Energy Conservation: The Department has reassigned Energy Conservation to a combined Energy Supply and Conservation portfolio, but the reassignment has not changed the Administration's budgetary policy for this account. Unlike Renewable Energy, which the presidential request has identified as ripe for investment, Energy Conservation would continue to languish in the FY 2007 budget. Vehicle Technologies would suffer a reduction of $16 million down to $166 million and Industrial Technologies would fall $11 million to $46 million. Although some of these reductions are associated with earmarks in prior years, some are real. Bucking the trend of reductions in the Conservation request are Hybrid Vehicles (up $44 million to $51 million) and Building Technologies (up $8 million to $77 million).
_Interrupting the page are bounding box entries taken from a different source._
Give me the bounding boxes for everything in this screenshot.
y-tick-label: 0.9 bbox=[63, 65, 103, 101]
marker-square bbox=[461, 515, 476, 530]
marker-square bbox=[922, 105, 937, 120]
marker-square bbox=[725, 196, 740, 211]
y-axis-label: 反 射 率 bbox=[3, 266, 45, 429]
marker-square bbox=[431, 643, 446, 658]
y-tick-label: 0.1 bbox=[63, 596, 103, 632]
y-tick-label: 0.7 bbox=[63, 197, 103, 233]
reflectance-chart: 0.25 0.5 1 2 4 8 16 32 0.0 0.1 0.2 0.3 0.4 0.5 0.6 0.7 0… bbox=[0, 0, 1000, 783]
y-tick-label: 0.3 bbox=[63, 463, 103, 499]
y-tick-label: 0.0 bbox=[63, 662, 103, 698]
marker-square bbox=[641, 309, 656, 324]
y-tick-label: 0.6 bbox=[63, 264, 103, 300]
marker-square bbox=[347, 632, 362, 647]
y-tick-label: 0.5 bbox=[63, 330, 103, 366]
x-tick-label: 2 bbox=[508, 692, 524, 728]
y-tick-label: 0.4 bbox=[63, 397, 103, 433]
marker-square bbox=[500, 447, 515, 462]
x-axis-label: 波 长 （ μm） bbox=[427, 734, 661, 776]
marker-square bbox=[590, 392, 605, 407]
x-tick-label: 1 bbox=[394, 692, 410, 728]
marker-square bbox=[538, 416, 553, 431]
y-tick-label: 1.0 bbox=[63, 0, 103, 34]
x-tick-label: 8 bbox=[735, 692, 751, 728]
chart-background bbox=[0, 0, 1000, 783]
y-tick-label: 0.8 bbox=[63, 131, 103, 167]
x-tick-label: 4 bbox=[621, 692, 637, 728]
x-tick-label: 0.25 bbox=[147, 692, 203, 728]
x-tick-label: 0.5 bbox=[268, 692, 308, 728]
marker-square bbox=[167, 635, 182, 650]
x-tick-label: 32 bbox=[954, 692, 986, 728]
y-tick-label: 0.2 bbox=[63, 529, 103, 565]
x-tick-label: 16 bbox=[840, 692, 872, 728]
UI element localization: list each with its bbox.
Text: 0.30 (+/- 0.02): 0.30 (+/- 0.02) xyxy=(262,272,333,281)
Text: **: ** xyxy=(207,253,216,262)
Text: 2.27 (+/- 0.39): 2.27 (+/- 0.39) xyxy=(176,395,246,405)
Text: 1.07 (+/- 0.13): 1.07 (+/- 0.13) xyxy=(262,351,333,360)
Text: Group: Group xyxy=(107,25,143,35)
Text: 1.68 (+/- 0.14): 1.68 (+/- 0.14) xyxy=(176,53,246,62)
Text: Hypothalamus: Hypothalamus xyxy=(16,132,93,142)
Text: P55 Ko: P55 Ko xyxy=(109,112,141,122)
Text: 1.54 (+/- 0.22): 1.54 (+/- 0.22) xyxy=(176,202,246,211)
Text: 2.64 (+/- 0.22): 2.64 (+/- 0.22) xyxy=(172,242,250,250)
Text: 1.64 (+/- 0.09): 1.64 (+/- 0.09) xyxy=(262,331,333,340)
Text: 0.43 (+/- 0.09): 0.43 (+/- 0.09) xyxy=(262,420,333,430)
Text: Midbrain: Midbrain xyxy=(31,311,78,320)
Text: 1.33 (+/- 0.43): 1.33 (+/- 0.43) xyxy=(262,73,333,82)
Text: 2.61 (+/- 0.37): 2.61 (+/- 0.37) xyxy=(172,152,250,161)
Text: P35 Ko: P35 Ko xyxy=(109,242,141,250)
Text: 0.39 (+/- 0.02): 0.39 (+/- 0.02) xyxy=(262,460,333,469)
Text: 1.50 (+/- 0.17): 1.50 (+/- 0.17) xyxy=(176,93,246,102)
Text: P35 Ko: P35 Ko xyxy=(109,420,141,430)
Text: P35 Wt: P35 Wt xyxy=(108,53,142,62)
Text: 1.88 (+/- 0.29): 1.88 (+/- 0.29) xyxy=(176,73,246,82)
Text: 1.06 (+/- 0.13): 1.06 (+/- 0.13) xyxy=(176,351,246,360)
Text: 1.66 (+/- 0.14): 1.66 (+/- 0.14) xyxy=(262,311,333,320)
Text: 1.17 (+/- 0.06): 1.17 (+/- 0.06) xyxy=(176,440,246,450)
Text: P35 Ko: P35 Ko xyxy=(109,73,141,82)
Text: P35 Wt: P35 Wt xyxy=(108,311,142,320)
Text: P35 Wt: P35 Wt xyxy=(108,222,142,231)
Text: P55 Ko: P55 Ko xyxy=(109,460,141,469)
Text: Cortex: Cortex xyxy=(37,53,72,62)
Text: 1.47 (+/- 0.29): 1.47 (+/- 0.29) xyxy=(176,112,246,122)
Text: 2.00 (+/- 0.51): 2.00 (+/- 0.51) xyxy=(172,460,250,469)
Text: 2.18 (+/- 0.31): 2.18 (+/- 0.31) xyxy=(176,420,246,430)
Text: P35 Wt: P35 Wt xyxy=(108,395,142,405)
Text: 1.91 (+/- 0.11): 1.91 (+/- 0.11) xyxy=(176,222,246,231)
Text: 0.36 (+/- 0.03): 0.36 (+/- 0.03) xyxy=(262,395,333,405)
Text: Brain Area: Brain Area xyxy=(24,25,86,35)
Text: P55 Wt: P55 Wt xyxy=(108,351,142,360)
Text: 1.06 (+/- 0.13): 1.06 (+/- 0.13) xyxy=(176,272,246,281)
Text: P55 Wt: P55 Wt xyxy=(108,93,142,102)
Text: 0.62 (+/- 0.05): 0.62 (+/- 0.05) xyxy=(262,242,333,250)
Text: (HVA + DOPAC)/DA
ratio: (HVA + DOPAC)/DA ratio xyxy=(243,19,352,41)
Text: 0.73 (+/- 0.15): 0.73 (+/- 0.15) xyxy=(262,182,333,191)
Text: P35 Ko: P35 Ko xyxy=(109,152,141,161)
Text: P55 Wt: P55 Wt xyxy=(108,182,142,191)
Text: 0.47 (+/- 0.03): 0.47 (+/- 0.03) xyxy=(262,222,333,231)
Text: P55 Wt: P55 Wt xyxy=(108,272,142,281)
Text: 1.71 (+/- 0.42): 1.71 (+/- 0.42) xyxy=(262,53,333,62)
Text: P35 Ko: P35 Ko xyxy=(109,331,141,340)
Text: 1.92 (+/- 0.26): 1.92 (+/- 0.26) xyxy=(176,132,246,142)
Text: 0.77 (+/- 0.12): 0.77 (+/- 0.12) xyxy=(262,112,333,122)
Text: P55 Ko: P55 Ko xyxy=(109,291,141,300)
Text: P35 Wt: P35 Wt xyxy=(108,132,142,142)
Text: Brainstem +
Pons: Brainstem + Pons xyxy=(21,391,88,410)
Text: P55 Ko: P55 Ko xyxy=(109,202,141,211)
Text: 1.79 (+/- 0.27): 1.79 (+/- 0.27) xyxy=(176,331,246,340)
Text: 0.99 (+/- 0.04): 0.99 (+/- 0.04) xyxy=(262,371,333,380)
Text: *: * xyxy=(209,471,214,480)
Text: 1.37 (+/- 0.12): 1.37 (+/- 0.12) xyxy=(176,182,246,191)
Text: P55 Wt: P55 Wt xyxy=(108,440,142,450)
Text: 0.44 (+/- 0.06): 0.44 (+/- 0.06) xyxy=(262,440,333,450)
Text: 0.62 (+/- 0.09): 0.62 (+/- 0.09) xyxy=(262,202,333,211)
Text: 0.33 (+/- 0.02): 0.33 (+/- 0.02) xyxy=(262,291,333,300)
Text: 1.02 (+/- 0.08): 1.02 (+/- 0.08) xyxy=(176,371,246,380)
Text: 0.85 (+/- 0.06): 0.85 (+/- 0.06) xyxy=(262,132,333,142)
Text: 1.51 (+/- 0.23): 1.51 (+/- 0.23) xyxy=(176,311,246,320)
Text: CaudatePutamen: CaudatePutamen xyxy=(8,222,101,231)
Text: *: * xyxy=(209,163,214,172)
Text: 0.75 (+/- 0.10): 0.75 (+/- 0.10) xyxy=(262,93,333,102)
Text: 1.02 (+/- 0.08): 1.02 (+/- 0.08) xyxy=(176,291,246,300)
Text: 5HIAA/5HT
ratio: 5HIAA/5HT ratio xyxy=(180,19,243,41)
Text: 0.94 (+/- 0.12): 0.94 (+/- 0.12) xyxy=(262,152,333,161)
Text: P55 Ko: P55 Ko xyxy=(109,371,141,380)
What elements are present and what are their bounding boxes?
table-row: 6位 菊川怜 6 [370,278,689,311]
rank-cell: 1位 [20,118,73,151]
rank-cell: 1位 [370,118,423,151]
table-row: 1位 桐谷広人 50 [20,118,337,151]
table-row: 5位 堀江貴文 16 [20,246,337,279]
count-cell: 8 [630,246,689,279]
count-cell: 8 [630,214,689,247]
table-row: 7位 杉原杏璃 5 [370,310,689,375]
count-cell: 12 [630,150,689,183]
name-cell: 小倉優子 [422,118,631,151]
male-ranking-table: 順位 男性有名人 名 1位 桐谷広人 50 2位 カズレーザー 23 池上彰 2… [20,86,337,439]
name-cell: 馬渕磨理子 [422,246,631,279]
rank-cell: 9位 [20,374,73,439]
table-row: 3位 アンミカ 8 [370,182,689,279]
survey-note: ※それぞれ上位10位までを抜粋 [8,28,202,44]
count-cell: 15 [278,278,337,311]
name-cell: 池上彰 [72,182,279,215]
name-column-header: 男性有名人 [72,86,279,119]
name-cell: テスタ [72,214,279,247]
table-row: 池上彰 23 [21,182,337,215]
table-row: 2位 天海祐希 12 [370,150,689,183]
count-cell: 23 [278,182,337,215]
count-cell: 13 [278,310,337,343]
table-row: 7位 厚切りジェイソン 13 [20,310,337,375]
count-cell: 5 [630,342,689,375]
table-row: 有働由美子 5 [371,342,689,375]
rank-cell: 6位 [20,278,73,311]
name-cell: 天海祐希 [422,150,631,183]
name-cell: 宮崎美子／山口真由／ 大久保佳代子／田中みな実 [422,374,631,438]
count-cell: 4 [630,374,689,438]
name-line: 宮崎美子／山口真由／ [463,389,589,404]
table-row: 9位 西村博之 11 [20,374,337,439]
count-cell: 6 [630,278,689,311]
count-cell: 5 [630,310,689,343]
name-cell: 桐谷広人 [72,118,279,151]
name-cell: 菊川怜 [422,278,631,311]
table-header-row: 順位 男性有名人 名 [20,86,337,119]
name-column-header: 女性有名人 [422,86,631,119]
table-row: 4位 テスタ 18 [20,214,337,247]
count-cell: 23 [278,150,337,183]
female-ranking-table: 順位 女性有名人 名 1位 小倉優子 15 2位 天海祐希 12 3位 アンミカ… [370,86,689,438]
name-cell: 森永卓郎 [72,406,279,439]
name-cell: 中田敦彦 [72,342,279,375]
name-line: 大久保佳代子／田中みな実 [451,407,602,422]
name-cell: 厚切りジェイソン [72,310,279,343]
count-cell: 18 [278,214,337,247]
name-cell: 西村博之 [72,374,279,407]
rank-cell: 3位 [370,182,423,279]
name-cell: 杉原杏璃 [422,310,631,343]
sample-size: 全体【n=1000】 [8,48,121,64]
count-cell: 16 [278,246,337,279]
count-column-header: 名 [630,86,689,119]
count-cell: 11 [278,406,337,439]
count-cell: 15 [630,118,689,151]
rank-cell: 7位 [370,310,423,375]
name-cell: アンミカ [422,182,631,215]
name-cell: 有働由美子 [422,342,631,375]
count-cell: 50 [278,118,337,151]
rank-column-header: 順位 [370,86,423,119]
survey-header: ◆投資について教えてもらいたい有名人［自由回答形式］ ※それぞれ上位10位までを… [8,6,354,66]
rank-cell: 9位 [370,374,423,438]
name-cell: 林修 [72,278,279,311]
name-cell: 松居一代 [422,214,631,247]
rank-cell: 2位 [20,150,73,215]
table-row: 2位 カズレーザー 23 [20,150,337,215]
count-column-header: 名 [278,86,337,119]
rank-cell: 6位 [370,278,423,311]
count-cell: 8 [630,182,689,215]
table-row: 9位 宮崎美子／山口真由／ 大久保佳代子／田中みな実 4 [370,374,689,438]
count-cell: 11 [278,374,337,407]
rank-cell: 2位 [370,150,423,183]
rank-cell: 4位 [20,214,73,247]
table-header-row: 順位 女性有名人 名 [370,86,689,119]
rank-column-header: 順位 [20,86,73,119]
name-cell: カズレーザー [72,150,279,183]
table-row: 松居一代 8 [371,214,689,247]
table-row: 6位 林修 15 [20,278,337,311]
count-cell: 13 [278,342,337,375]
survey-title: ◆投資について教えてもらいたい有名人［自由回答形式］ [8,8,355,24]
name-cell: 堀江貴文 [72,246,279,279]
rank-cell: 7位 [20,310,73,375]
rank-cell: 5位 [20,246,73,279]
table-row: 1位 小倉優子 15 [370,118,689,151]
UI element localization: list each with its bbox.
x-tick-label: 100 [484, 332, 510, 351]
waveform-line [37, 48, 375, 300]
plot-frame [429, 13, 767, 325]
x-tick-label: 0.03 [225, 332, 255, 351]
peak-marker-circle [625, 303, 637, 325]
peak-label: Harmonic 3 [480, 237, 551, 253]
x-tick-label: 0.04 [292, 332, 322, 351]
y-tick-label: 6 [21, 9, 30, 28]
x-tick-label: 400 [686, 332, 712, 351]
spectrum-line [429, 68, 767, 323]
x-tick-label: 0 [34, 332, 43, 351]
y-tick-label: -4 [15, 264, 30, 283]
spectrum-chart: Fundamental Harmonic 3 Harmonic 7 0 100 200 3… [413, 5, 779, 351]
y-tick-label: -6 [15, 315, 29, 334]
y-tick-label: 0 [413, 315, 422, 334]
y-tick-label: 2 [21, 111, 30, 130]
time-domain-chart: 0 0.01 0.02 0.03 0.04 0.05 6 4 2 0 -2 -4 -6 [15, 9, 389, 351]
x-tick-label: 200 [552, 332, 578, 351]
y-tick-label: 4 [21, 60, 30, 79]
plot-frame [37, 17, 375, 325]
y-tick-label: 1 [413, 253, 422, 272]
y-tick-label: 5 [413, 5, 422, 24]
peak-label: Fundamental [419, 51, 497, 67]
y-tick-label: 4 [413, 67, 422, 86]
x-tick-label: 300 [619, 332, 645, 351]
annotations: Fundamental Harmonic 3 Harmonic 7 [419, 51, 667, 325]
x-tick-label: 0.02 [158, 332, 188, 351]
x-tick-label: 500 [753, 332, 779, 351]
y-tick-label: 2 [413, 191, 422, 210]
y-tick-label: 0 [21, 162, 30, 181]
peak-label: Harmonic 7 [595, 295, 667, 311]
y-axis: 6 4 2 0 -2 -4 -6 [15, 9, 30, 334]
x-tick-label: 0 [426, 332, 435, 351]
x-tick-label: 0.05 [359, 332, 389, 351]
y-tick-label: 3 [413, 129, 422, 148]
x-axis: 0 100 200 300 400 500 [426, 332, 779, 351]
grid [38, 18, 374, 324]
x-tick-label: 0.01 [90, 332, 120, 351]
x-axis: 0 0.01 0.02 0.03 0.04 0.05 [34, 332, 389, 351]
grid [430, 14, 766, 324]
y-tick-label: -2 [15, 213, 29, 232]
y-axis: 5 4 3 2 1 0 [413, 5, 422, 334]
DOE Defense R&D: In the FY 2007 budget, DOE Defense would still claim number one billing in the Department's R&D portfolio, but only barely. The presidential request would trim 2.1 percent from Defense R&D, reducing its total to $4.0 billion, only $200 million more than Science. Most of the Defense R&D funding is allocated to the National Nuclear Security Administration (NNSA), which has the responsibility for pursuing science-based alternatives to nuclear testing in order to maintain the safety and reliability of the nuclear stockpile. For FY 2007, NNSA would see its budget authority rise by slightly more than 2 percent, but its R&D activities would decline by $89 million to just under $4 billion. To keep pace with NNSA's need for reliable computer simulations of nuclear explosions, the Advanced Simulation and Computing Program-distributed across the three weapons laboratories of Los Alamos and Sandia in New Mexico and Livermore in California- would increase by 3 percent to $618 million. By contrast, Inertial Confinement Fusion would decline by $92 million to $451 million. Nonproliferation and Verification R&D would also drop, by $50 million to $272 million.
Radioactive Waste Management: The DOE has responsibility for disposing of all nuclear waste resulting from civilian as well defense uses. Little of the $5.4 billion Defense Environmental Cleanup funds are allocated to R&D. In FY 2007 DOE would spend $56 million for this purpose, down $24 million from FY 2006 (see Table II-11).